Some companies aim for value by accepting returns of sale products in exchange for credit towards the purchase of a new product
Collaboration is the counterbalance to retailer power
Retailers require consumer products manufacturers to share the pressure they are facing from value-seeking consumers.
In turn, the response from manufacturers is increasingly to invest in collaboration, as part of combined efforts with retailers to deliver overall category growth.
Consumer collaboration can mean different things to different people. A recent joint study by McKinsey and Nielsen, for example, tracked 50 manufacturers engaged in 37 collaborations with 28 retailers, which included co-promoting category growth, jointly reducing supply chain costs and exploring mutually inclusive benefits associated with the customer experience.1
Outsourcing category management – the new symbiosis
Despite the emergence of direct-to-consumer channels, manufactures still need retailers for their market presence. And because retails carry so many SKUs, they need manufactures to provide information about customer interaction with particular brands.
Retailers often outsource retail category management to chosen suppliers on whom they rely for strategic recommendations and insights—a practice known as "category captainship."
The manufacturer, in turn, gains the advantage of a closer relationship with the retailer and access to the retailer's shopper experience and insight.
We expect this trend to continue.
Steady march of private label
Retailers are competing directly with those brands with their own private label offerings.
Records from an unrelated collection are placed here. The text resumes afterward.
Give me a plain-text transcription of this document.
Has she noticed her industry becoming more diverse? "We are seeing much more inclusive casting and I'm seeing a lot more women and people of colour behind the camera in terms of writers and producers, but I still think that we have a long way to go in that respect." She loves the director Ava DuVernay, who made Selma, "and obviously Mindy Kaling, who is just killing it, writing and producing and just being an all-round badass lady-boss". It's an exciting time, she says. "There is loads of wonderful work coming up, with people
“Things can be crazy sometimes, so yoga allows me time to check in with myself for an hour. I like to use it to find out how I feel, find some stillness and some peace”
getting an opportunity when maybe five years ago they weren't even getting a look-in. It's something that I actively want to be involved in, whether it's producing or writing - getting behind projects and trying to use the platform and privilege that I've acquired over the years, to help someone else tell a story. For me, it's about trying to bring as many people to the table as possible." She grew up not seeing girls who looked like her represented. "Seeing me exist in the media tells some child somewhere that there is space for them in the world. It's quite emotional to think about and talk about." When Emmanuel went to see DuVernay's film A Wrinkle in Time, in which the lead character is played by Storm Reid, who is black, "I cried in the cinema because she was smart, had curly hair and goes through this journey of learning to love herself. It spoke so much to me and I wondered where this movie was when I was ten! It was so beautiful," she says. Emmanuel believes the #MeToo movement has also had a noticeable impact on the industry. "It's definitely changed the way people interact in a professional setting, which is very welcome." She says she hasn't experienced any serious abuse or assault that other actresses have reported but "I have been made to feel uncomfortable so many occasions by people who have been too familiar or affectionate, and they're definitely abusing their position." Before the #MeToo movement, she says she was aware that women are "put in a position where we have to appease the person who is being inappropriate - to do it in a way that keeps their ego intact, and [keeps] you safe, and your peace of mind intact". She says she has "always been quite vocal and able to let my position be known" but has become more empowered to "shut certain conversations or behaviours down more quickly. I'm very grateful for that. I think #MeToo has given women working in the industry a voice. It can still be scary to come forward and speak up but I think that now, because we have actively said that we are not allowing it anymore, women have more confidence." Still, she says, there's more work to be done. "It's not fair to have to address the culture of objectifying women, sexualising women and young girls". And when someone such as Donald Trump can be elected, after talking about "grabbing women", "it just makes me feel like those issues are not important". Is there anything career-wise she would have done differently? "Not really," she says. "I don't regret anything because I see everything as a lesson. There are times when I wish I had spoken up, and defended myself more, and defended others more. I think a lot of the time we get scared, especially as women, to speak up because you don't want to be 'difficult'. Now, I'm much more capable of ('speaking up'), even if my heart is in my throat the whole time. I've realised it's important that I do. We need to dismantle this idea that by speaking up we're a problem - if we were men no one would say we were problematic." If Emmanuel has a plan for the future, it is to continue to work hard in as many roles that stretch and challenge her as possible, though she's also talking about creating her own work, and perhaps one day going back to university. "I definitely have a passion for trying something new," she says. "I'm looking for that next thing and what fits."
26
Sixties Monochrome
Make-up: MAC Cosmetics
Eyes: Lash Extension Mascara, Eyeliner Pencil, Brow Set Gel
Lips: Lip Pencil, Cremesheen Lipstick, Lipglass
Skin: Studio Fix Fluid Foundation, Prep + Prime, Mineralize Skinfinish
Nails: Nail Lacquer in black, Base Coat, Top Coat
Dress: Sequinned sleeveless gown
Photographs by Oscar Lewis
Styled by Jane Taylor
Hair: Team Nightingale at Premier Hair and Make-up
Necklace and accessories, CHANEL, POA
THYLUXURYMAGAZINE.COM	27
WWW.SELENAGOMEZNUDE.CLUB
In the US, for example, private label accounts average nearly 23% of unit sales and just over 18% of dollar sales, according to Symphony IRI Group's annual review of the consumer products sector for 20102. In other highly developed markets, private label share is even higher, the UK and Germany for example.
However, recession recover has affected consumers spending habits. Overall, across consumer products goods categories, private label's share of unit sales fell by 0.5 percentage points in 2010, according to Symphony IRI, although its share of dollar sales increased by 0.2 percentage points.
Yet, we don't expect this dip to signal the end for private label spending.
Private label share is the highest in the grocery segment. Retailers there plan to increase market share.
Historically, private label penetration has been lower in emerging markets than in the developed world. However, it is set to increase as global retailers with their own brands move to emerging markets.
Manufactures' response – investment and innovation
Consumer products companies are increasing advertising to help their brands.
But as consumers continue to see value in private labels, manufactures face pressure to do more than the usual advertising to support their brands.
New strategies include increasing consumer engagement with the brand.
Gaining in-depth consumer insights, such as how they engage with the companies' products, are an increasingly necessary part of meeting consumers' desire for greater, and more broadly defined, value. This is equally true when engaging with retailers collaboratively as when going head-to-head competitively.
1The 2010 Customer and Channel Management (CCM) Survey, Winning Practices on Strategic Customer Collaboration: http://blog.nielsen.com/nielsenwire/ consumer/winning-practices-on-strategic-customercollaboration/
2Symphony IRI report, Times and trends, CPG 2010 Year in Review: out of turmoil rises opportunity, p15.